Name: Death Cap (Amanita phalloides)
Otherwise known as: Deadly Agaric
Habitat: A deadly fungi member of the Agaricaceae family, growing up to 10cm with a cap of 8cm in woodland and bordering meadows in Europe. The cap is flesh like and hemispherical with a pale lemon yellow tinge sometimes with a darker brown centre. It is distinguished by white spores and gills with a ring on the stem and a volva – a pocket – that encloses the young plant; the remains of this can be observed at the base. It is claimed that up to 90 per cent of all deaths from fungi poisoning can be attributed to the Death Cap.
What does it do: The word Amanita derives from the Greek and described the Field Mushrooms which are abundant in the northern parts of the country and are still referred to as the Manitari: yet another example of the contrary nature of the Hellens.
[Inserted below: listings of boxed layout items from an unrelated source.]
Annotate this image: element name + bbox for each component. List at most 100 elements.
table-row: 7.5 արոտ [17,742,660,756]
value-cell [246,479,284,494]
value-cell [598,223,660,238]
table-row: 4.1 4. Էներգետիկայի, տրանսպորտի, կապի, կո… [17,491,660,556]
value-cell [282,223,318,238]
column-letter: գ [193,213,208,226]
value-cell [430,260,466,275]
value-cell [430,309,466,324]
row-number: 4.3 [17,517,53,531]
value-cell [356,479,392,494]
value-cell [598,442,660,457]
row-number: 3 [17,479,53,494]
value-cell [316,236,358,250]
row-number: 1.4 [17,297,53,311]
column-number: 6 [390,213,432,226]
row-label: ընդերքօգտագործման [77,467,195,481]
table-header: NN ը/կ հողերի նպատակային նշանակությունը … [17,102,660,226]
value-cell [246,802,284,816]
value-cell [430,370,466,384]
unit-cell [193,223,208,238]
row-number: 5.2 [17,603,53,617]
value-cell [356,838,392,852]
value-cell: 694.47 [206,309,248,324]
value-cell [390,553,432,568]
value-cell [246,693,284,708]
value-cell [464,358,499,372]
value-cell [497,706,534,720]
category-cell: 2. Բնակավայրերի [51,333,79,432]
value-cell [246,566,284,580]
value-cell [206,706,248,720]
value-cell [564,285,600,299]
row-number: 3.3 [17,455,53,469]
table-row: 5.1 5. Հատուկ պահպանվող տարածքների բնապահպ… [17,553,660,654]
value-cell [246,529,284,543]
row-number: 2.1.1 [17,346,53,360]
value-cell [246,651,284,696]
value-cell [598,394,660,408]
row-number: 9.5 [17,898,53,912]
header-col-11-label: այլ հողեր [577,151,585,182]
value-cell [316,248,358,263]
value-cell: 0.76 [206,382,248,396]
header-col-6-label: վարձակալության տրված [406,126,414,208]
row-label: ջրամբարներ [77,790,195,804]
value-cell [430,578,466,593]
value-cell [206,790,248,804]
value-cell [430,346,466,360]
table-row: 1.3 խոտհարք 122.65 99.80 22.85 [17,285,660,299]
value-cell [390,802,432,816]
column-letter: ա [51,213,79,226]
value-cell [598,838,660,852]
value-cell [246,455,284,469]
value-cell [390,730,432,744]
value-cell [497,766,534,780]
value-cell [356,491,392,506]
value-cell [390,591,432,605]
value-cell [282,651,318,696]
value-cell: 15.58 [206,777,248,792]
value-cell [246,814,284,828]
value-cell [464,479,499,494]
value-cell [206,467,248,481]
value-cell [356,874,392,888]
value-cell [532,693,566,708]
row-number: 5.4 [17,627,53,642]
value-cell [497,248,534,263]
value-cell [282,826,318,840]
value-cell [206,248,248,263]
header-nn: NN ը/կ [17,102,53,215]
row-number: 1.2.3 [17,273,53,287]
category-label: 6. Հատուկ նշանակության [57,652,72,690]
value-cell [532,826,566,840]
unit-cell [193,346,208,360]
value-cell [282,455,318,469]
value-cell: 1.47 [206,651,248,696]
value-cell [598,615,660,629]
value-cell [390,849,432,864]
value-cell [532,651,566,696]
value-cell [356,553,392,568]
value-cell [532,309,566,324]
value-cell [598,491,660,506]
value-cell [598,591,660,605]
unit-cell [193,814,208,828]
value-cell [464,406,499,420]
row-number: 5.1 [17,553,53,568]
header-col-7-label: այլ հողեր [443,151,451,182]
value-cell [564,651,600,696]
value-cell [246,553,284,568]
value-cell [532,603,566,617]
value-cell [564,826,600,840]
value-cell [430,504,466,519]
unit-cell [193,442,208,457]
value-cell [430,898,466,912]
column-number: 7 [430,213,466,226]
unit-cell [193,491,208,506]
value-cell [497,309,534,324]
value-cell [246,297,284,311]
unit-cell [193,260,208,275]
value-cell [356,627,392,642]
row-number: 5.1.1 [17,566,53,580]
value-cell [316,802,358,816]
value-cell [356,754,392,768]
Two other members of this group have proven equally fatal – A. verna; and the strangely named Destroying Angel: A. virosa – the latter considered even more dangerous as it is white and easily mistaken for edible varieties.
The Romans were attracted to the plant as a method of removing rivals. It is reported that Caesar Claudius, a man mightily fond of his mushrooms, was dispatched by his wife Agrippina by way of including a Death Cap in a breakfast dish to ensure the succession of her son, Nero, who referred to Fungi as being ‘food for the gods’, an ironic reference to the deification of his late step-father, Claudius, post mortem.
According to John Ramsbottom, former Keeper of Botany at the British Museum… ‘to know if a species is edible or poisonous it is necessary to recognise it and to learn its reputation’. No folk rule of thumb method is safe. If one applied some of the recommended ways of ensuring safety, such as poisonous fungi grow only under trees and not in fields, then the three most dangerous varieties would be considered safe, and the Field Mushroom dangerous. Some medieval herbalists made purges from dried and stored Amanitas with mixed results.